Ombudsman: mensen krijgen niet de zorg waar ze recht op hebben
Mensen krijgen geregeld niet de zorg waar ze recht op hebben. Dat zegt de Nationale ombudsman in een rapport over het nieuwe zorgstelsel dat in 2015 werd ingevoerd. Van de beloftes die toen zijn gedaan, is volgens hem nog niets terechtgekomen.
Burgers weten vaak niet bij welk loket ze moeten zijn; bij dat van de gemeente, het Rijk of de verzekeraar. Volgens ombudsman Reinier van Zutphen weten de loketten het vaak ook niet. Zo komt het voor dat gemeenten verwijzen naar andere instanties die op hun beurt weer terugverwijzen naar de gemeente.
"Dat hokjesdenken blijft de toegang tot zorg belemmeren. Instanties missen vaak nog wat burgers echt nodig hebben in hun situatie. Burgers krijgen hierdoor geen passende zorg. Dit is al veel te lang het geval, het kan en moet nu snel beter."
Burger centraal?
Met de invoering van het nieuwe zorgstelsel werd beloofd dat de burger centraal zou staan. De gemeenten kregen meer verantwoordelijkheden, omdat die hun inwoners beter zouden kennen en dus beter zouden weten welke zorg iemand nodig heeft. De zorg zou daardoor toegankelijker en meer op maat zijn.
Volgens de ombudsman zijn de regels te ingewikkeld en ervaren burgers een bureaucratische rompslomp. Daardoor lukt het burgers vaak niet of nauwelijks om zorg voor zichzelf te regelen en vallen ze dus buiten de boot.
Dat hokjesdenken blijft de toegang tot zorg belemmeren.
Eerder concludeerden onder meer belangenorganisatie Ieder(in), het Sociaal en Cultureel Planbureau en de Raad voor Volksgezondheid en Samenleving al dat het mensen te moeilijk wordt gemaakt om de juiste zorg te krijgen.

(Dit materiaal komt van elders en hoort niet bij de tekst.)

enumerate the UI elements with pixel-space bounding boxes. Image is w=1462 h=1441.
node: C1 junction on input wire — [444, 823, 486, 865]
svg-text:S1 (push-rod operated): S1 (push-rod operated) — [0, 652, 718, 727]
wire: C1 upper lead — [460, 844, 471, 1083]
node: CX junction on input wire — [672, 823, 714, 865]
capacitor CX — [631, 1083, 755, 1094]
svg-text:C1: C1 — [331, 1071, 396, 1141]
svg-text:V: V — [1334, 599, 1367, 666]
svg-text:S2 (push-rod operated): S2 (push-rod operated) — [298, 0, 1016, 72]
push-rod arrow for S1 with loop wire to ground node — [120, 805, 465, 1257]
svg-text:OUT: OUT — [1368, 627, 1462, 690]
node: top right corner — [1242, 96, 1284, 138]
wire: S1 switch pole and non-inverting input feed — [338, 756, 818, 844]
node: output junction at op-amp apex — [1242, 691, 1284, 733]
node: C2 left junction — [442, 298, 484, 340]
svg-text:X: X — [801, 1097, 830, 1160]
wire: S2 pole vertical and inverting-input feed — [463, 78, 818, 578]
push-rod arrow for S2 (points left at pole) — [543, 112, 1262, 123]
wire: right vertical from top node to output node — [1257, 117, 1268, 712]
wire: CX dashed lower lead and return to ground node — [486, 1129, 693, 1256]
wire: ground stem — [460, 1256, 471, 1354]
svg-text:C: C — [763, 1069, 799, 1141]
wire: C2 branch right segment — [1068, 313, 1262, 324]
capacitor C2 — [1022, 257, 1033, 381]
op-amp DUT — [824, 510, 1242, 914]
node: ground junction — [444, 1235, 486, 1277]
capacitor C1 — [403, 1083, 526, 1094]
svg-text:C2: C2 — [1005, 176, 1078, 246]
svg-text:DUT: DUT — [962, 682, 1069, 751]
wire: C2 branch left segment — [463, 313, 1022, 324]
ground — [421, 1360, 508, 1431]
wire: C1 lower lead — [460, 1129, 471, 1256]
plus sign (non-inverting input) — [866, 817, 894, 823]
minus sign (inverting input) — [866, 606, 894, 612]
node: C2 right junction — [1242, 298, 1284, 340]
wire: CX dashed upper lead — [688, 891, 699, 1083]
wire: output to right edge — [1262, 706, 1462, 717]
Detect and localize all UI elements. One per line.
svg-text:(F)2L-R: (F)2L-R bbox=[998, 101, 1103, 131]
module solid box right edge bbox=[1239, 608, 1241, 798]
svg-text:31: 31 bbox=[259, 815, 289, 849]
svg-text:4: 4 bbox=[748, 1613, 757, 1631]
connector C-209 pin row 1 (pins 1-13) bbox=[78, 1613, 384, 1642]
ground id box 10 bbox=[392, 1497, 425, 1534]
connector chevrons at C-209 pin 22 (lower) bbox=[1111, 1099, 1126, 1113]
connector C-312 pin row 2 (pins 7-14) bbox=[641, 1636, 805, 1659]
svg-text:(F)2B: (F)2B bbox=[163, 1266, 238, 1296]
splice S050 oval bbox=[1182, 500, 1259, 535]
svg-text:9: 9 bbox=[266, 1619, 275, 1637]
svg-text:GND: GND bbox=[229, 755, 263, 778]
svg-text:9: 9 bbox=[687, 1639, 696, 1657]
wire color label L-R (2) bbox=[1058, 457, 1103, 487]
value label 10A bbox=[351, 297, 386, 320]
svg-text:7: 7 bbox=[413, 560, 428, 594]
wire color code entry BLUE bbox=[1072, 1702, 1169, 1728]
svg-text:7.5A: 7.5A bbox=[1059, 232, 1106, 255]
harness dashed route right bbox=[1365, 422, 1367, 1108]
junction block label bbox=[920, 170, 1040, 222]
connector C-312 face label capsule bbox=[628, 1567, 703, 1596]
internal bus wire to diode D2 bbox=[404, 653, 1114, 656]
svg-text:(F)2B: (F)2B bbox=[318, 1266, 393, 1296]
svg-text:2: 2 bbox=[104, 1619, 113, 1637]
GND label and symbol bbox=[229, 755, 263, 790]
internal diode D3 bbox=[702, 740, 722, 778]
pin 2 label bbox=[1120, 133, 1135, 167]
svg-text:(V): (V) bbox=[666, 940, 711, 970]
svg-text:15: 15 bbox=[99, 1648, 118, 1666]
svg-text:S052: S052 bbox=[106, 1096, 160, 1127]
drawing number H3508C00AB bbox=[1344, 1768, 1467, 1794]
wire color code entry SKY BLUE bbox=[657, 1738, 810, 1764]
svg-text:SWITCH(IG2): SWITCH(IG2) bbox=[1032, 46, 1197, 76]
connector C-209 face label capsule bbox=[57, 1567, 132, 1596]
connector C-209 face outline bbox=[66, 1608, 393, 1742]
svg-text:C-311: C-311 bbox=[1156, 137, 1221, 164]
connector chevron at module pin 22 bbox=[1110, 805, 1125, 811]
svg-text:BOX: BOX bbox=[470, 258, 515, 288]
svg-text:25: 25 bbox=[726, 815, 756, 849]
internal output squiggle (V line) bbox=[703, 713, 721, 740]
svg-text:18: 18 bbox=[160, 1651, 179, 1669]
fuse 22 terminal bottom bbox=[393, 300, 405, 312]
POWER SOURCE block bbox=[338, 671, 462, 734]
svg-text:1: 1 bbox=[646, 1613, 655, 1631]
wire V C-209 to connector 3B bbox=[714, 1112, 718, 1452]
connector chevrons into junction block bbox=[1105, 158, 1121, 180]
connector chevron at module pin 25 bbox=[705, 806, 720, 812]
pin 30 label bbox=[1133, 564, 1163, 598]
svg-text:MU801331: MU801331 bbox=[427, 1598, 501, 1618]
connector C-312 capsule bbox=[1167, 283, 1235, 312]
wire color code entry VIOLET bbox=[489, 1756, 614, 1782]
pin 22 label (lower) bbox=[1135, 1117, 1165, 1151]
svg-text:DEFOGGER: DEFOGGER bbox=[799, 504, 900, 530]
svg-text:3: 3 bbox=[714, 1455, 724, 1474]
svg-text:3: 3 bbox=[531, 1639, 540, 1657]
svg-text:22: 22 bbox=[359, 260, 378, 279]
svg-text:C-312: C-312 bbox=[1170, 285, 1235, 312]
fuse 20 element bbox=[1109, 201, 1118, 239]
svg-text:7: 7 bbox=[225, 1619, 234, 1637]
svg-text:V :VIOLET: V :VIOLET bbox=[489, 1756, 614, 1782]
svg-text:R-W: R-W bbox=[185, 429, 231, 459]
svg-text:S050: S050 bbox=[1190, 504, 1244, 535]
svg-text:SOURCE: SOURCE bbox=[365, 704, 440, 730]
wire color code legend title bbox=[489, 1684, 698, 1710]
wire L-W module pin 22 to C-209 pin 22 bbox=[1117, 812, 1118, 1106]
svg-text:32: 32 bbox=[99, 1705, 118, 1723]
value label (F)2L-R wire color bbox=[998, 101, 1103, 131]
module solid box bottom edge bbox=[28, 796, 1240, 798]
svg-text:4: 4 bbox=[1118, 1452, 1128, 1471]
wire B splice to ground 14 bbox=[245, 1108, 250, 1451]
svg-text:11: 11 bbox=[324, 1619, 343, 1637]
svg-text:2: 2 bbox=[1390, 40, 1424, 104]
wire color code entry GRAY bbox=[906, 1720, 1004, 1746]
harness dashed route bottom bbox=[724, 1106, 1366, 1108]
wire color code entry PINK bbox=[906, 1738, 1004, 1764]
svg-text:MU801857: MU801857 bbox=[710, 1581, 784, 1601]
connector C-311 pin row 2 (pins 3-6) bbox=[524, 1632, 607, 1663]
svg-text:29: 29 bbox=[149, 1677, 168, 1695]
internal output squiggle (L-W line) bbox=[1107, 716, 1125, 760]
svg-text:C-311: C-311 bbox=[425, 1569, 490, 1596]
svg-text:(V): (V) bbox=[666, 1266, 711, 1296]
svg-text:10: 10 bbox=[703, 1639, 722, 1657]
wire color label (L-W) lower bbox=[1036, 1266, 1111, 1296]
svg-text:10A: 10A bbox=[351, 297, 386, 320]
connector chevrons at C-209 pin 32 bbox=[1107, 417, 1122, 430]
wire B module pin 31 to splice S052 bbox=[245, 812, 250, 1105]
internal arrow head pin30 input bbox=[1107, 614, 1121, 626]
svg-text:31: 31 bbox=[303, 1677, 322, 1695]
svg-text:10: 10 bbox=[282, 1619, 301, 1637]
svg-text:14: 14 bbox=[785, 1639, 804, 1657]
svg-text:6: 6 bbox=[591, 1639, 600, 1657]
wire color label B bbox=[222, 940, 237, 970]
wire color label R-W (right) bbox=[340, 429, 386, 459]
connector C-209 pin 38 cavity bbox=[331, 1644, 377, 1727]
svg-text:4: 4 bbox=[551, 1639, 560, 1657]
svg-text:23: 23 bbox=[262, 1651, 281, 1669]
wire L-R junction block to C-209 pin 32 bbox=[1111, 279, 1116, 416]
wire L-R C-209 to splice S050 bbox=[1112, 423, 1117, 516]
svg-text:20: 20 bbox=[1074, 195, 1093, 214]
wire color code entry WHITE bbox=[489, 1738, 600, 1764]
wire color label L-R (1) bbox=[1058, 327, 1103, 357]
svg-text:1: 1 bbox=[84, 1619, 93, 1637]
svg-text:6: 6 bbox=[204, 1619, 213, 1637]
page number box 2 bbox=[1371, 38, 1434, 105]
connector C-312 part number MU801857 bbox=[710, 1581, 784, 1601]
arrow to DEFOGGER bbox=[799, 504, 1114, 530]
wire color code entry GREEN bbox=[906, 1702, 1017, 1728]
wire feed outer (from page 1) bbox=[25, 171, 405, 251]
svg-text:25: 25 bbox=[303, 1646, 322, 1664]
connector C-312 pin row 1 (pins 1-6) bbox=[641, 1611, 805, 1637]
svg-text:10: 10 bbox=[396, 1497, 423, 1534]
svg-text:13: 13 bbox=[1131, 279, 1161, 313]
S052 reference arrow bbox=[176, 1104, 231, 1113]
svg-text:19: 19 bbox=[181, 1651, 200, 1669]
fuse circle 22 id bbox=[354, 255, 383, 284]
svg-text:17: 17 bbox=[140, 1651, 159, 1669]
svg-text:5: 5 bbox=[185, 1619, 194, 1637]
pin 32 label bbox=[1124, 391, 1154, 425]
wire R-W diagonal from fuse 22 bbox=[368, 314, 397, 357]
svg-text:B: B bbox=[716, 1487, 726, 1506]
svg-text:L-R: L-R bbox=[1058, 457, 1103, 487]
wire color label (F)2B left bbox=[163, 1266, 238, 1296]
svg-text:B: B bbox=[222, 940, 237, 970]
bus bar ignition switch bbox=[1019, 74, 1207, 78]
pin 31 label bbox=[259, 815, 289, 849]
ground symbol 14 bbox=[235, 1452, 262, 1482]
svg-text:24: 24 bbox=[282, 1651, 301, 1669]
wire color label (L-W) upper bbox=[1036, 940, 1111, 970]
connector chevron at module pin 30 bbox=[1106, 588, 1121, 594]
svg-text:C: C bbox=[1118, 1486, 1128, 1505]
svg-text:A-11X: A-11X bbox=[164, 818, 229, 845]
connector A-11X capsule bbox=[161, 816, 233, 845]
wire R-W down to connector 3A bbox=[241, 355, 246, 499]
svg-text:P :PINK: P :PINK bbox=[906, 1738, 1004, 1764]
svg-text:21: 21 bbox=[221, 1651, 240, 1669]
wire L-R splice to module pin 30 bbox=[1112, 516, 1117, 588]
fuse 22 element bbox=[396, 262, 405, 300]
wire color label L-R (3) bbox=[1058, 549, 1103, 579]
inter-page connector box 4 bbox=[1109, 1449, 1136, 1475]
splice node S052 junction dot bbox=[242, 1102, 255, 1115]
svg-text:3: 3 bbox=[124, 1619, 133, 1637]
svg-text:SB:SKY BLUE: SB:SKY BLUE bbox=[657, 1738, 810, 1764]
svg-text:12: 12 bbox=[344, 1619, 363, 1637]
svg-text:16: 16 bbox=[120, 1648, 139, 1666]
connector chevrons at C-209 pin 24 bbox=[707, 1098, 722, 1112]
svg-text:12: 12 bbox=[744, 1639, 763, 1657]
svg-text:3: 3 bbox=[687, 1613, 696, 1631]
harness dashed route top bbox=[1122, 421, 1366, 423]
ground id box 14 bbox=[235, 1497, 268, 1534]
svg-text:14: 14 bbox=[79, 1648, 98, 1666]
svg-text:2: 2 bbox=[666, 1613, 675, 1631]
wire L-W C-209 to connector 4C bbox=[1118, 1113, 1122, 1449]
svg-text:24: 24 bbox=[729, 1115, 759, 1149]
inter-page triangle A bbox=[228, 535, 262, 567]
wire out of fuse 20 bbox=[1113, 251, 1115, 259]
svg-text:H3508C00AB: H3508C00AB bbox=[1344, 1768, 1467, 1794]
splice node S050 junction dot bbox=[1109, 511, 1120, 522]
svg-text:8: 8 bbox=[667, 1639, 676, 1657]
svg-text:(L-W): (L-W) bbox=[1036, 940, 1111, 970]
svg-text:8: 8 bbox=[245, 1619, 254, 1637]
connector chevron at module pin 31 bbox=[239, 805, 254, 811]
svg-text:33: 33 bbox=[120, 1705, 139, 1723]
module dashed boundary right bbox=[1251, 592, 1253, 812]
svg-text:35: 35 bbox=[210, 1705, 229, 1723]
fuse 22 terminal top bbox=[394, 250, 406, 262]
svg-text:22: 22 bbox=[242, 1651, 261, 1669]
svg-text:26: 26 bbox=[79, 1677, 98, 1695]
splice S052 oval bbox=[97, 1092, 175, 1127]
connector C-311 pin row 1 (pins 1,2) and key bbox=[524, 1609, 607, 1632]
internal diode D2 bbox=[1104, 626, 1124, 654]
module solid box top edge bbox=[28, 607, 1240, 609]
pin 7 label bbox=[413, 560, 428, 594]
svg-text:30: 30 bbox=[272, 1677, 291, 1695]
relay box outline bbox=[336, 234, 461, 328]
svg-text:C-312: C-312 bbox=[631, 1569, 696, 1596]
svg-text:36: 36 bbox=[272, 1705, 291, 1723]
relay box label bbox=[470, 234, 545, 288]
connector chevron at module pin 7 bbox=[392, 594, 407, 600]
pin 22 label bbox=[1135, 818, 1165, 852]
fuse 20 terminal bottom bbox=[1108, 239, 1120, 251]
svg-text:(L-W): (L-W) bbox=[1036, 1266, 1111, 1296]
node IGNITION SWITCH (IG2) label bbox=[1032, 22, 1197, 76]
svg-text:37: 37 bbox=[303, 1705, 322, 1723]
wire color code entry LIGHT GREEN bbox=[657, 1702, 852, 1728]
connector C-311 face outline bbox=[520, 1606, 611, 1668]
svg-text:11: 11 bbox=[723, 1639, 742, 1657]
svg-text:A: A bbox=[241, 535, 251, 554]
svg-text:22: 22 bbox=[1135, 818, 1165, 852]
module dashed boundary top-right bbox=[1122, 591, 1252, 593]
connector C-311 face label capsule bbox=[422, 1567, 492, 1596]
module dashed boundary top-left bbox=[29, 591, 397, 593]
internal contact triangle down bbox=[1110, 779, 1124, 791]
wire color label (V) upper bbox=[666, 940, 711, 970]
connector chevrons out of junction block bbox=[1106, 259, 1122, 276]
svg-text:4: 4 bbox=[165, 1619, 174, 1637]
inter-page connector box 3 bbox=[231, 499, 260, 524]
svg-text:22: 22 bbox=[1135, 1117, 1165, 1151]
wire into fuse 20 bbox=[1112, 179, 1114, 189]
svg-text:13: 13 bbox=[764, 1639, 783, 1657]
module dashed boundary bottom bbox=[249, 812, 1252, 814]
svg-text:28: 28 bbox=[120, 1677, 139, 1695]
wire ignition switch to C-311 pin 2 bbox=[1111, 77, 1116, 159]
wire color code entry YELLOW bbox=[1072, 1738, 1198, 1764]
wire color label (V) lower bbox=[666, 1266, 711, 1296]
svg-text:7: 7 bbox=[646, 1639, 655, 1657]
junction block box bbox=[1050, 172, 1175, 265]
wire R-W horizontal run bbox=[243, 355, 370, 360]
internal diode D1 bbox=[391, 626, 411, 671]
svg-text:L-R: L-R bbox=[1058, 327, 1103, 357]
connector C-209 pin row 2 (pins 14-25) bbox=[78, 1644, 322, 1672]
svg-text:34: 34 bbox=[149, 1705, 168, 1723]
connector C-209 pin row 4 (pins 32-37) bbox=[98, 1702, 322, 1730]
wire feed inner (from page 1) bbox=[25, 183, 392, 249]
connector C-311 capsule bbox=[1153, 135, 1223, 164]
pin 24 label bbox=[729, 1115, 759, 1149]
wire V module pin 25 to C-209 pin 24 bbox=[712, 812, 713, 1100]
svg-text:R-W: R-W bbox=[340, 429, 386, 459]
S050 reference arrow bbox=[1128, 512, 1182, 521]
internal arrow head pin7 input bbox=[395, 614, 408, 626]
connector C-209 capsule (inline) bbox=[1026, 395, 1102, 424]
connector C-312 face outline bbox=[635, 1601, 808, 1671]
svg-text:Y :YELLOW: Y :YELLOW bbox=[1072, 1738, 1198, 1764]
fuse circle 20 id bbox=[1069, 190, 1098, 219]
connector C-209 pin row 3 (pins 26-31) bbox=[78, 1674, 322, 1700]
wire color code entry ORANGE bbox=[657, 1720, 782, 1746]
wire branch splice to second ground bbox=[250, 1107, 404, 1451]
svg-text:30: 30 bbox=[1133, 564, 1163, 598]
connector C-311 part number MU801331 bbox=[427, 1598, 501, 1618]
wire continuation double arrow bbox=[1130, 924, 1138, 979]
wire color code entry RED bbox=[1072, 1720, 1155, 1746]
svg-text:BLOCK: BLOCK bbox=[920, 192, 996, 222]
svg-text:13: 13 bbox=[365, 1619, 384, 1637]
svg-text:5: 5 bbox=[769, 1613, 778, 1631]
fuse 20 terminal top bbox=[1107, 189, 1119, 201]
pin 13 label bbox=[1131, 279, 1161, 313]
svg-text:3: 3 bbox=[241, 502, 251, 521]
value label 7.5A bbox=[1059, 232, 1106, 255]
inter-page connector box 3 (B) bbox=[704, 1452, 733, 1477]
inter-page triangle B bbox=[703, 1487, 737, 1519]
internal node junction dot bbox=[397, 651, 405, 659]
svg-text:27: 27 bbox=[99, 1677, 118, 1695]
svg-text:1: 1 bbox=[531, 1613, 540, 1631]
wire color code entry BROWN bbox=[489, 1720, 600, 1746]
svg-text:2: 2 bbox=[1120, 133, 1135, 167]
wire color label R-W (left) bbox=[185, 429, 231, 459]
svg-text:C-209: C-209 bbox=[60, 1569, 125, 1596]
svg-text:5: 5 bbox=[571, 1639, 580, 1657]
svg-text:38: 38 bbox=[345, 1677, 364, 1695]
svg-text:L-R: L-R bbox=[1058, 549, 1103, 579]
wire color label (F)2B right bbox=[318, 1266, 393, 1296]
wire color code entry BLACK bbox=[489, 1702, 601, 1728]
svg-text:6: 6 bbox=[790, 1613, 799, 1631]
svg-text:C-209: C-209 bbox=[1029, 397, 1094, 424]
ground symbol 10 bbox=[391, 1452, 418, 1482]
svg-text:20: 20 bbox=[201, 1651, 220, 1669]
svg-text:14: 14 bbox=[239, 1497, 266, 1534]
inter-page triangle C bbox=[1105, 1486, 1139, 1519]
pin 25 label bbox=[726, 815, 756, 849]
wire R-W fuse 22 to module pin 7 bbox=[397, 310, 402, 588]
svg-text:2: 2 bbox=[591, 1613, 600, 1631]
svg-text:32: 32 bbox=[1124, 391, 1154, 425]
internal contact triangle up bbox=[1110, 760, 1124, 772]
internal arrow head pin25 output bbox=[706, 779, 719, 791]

Zo zei Ieder(in) vorig jaar al dat het systeem vol fouten zit en dat langdurig zieken en chronisch gehandicapten aanlopen tegen maandenlange procedures, niet-deskundige ambtenaren en ondoorzichtige regels.
Gemeente of Rijk?
Een bekend voorbeeld zijn ouderen met dementie die nog thuis wonen en op een wachtlijst van een verpleeghuis komen. Zolang ze thuis wonen, worden hun huishoudelijke hulp, dagbesteding en wijkverpleging door gemeenten en zorgverzekeraars betaald. Zodra ze naar een verpleeghuis moeten, vallen ze onder de Wet langdurige zorg (Wlz), waarvoor de Rijksoverheid opdraait. Dat geldt ook als er geen plaats is in een verpleeghuis en mensen op een wachtlijst terechtkomen.
Het gevolg is dat ouderen die op de wachtlijst staan, maar nog wel thuis wonen minder zorg krijgen dan ze nodig hebben. De gemeente zet namelijk de financiering van dagbesteding en hulp in het huishouden stop zodra ze op de wachtlijst staan.
De ombudsman vindt dat mensen in zo'n geval een overbruggingskrediet moeten krijgen. Ook adviseert hij de gemeenten, het Rijk en de zorgverzekeraars minder in hokjes te denken, goed samen te werken en burgers door te verwijzen naar de juiste plek.